Comparo o país que hoje somos, como vejo uma vítima/sobrevivente de violência. Maltratados, abusados, enxovalhados, humilhados e envergonhados, deitados ao chão tantas vezes que precisamos de uma pedra de David para enfrentar semelhante Golias. Como o fascismo de Salazar enfrentado no passado.
Fios vermelhos,
Quando ele me bateu caí desamparada no chão a sangrar. Nem sei de onde vinha o sangue. Deixei-me ficar muito quieta de cara virada para o chão. Aterrorizada. Sentia-me coberta por uma nuvem de frio. Tremia muito. O melhor era não o fazer enervar mais. Fica quieta disse para comigo. Pensa noutra coisa. Inspira e expira em silêncio.Bem devagarinho.
Sentia frio e suor no estômago, vindos do medo. Comecei a olhar o branco dos azulejos, agora cobertos de fios vermelhos que deslizavam. Estava ali um pedaço de arte a ser feito pensei em desespero. Uma pedra branca com fios vermelhos.
Fixei aquela imagem na memória. Nunca mais a esqueci.
Ao fundo ouvi a porta bater. Ia certamente beber com os amigos. Voltaria e encontrar-me-ia no chão. A olhar a pedra branca com fios vermelhos.
Era a hora certa…
…Serve-me a imagem quando penso nos abusos dele. E quando penso nos momentos em que se ajoelhava a pedir para voltarmos. Dizia que só me conseguia amar a mim. A mim? Claro que sim. Em mim tinha uma aliada para com os seus abusos. Sem auto-estima, isolada, aterrorizada, sozinha, descrente em ajudas e envergonhada perante todos.
Eu sim amei-o ao ponto de não conseguir ver o que estava a acontecer e perdoar tantas quantas as contas de um rosário.

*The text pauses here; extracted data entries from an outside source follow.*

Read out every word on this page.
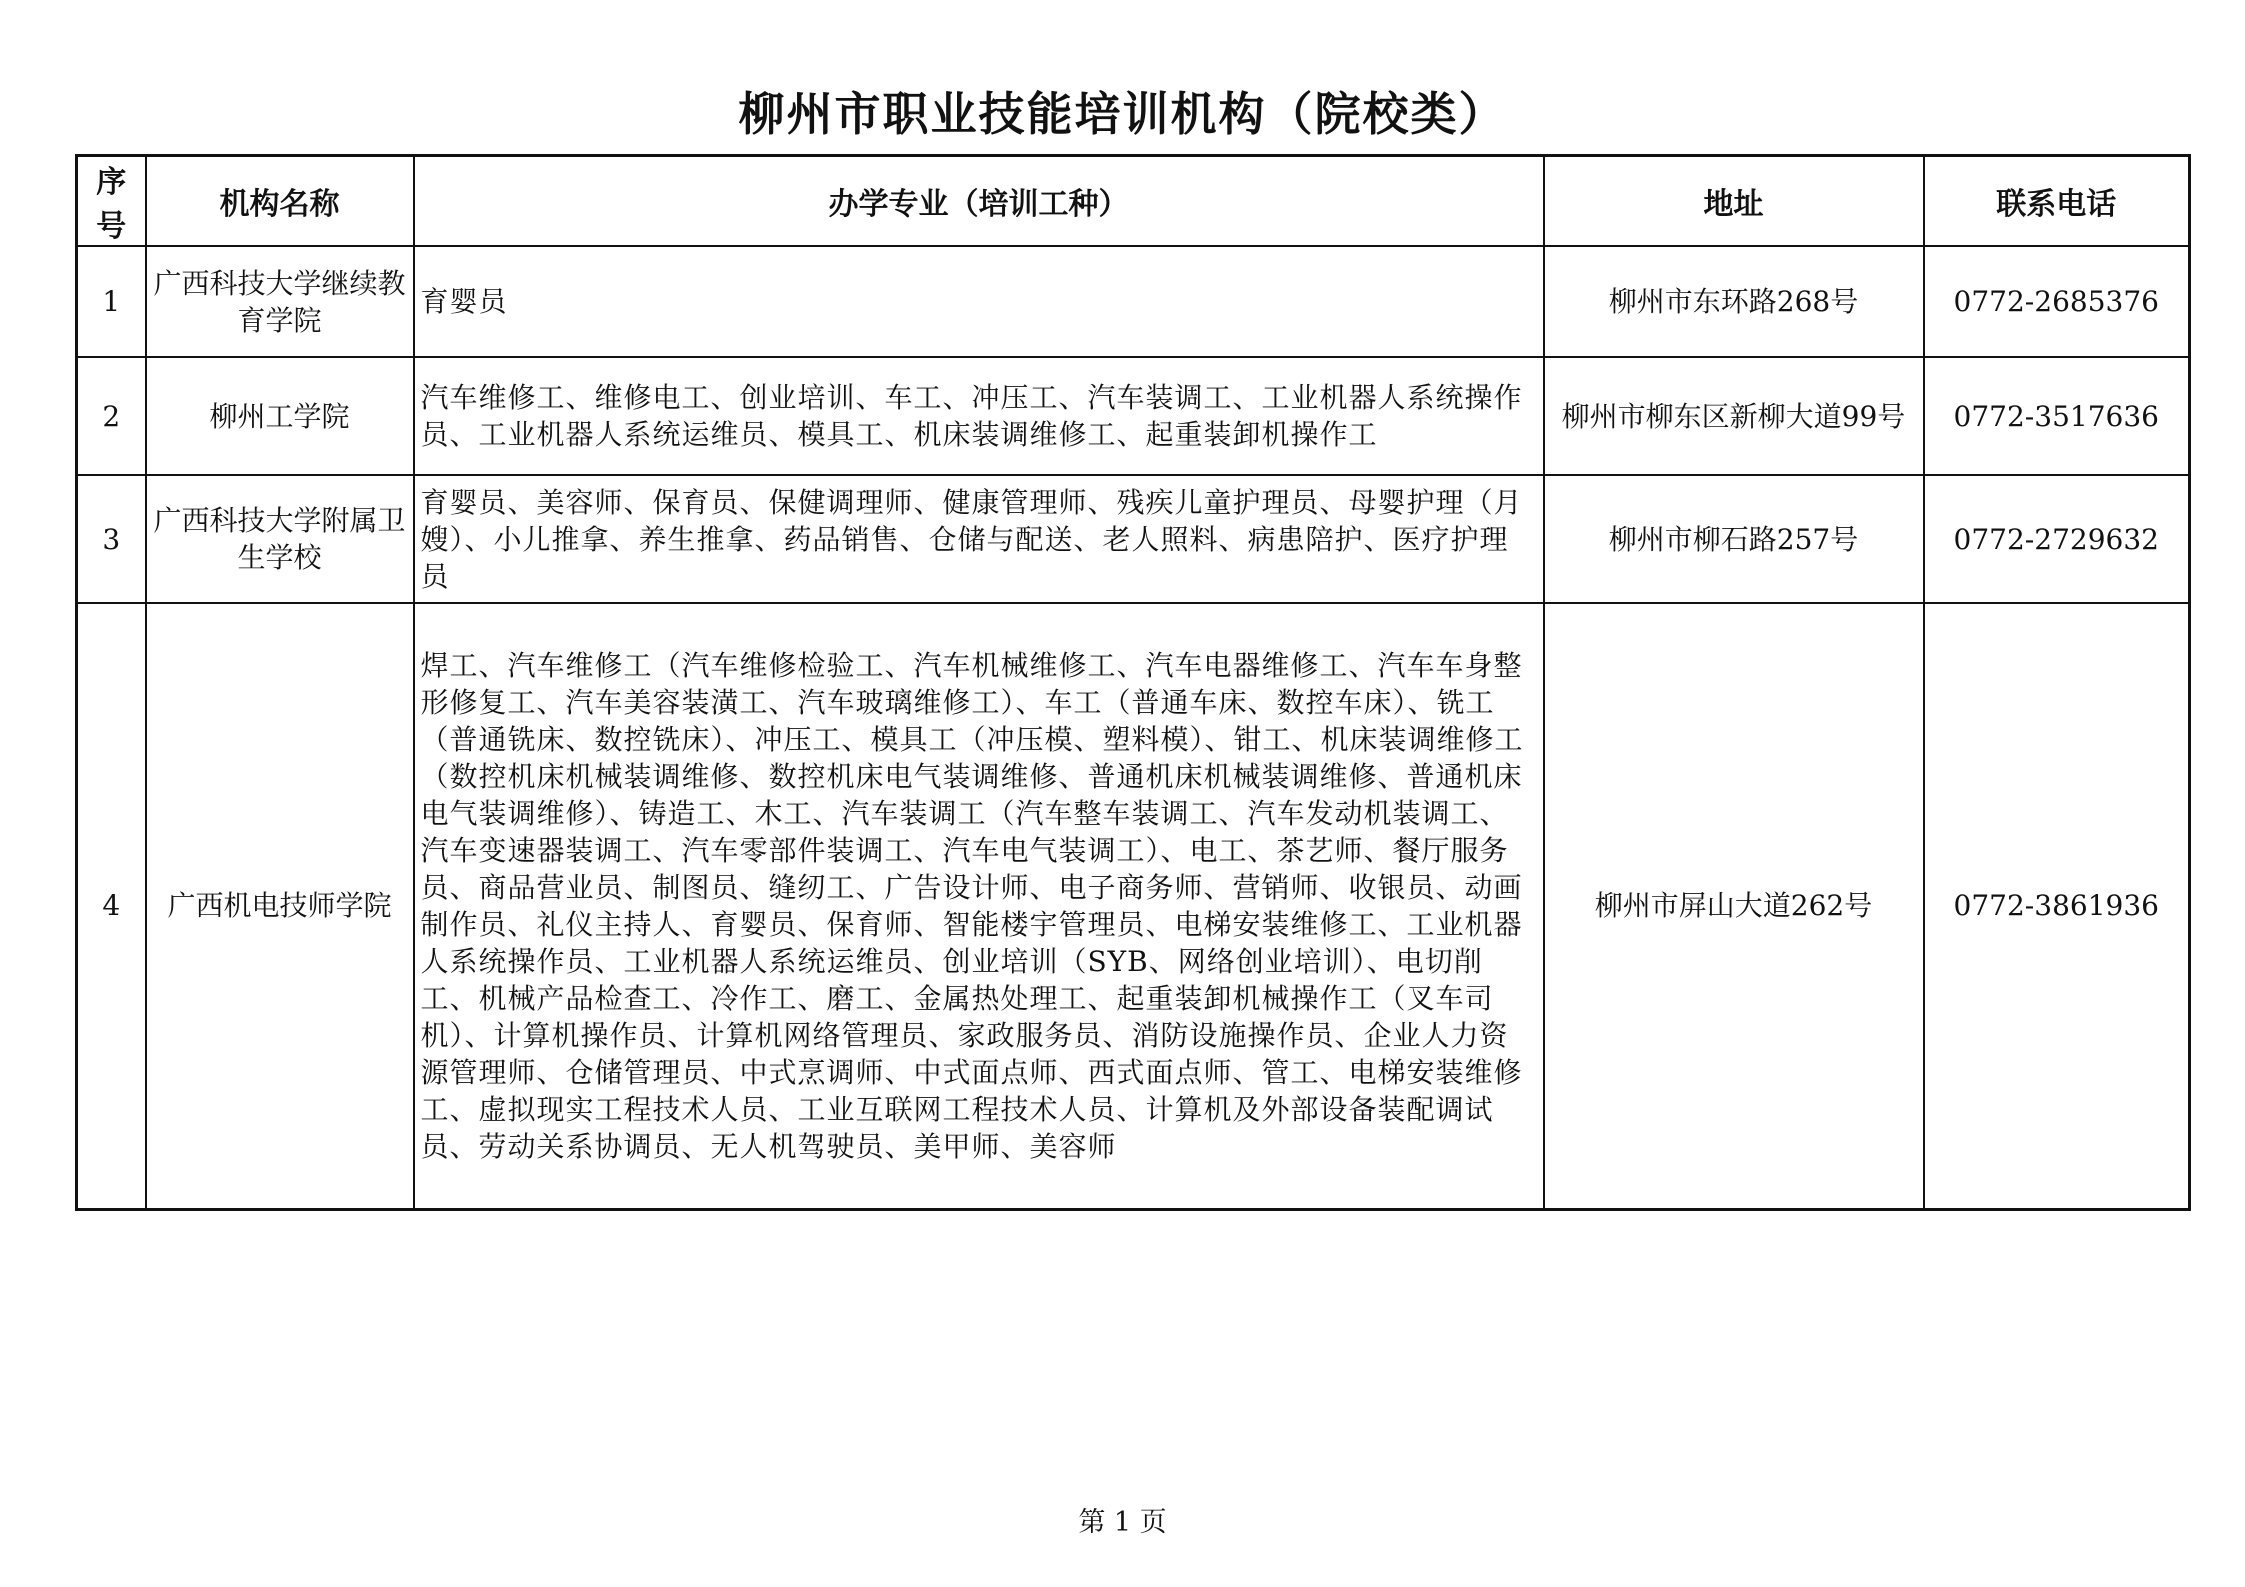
柳州市职业技能培训机构（院校类）
序号	机构名称	办学专业（培训工种）	地址	联系电话
1	广西科技大学继续教育学院	育婴员	柳州市东环路268号	0772-2685376
2	柳州工学院	汽车维修工、维修电工、创业培训、车工、冲压工、汽车装调工、工业机器人系统操作员、工业机器人系统运维员、模具工、机床装调维修工、起重装卸机操作工	柳州市柳东区新柳大道99号	0772-3517636
3	广西科技大学附属卫生学校	育婴员、美容师、保育员、保健调理师、健康管理师、残疾儿童护理员、母婴护理（月嫂）、小儿推拿、养生推拿、药品销售、仓储与配送、老人照料、病患陪护、医疗护理员	柳州市柳石路257号	0772-2729632
4	广西机电技师学院	焊工、汽车维修工（汽车维修检验工、汽车机械维修工、汽车电器维修工、汽车车身整形修复工、汽车美容装潢工、汽车玻璃维修工）、车工（普通车床、数控车床）、铣工（普通铣床、数控铣床）、冲压工、模具工（冲压模、塑料模）、钳工、机床装调维修工（数控机床机械装调维修、数控机床电气装调维修、普通机床机械装调维修、普通机床电气装调维修）、铸造工、木工、汽车装调工（汽车整车装调工、汽车发动机装调工、汽车变速器装调工、汽车零部件装调工、汽车电气装调工）、电工、茶艺师、餐厅服务员、商品营业员、制图员、缝纫工、广告设计师、电子商务师、营销师、收银员、动画制作员、礼仪主持人、育婴员、保育师、智能楼宇管理员、电梯安装维修工、工业机器人系统操作员、工业机器人系统运维员、创业培训（SYB、网络创业培训）、电切削工、机械产品检查工、冷作工、磨工、金属热处理工、起重装卸机械操作工（叉车司机）、计算机操作员、计算机网络管理员、家政服务员、消防设施操作员、企业人力资源管理师、仓储管理员、中式烹调师、中式面点师、西式面点师、管工、电梯安装维修工、虚拟现实工程技术人员、工业互联网工程技术人员、计算机及外部设备装配调试员、劳动关系协调员、无人机驾驶员、美甲师、美容师	柳州市屏山大道262号	0772-3861936
第 1 页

Até aquele último dia que me bateu, depois de dias seguidos a bater-me e a amar-me.
Amar assim? O amor não faz sangrar.
Quando quero explicar a mim mesma o que não é amor, fecho os olhos.
Nesse instante vejo uma pedra branca com fios vermelhos.
Dedicado a todas as mulheres que um dia passaram por este horror. Sim, sei que há também homens, não ando distraída. Porém a conta corrente das vítimas mulheres tem um saldo não apenas mais antigo, mais enraizado, como como mais elevado.
Escrevi este pequeno conto, baseado numa história real que me foi contada pela sua sobrevivente, quando andei a recolher histórias para as contar num projecto de sobreviventes que se transformaram em mulheres novas e livres.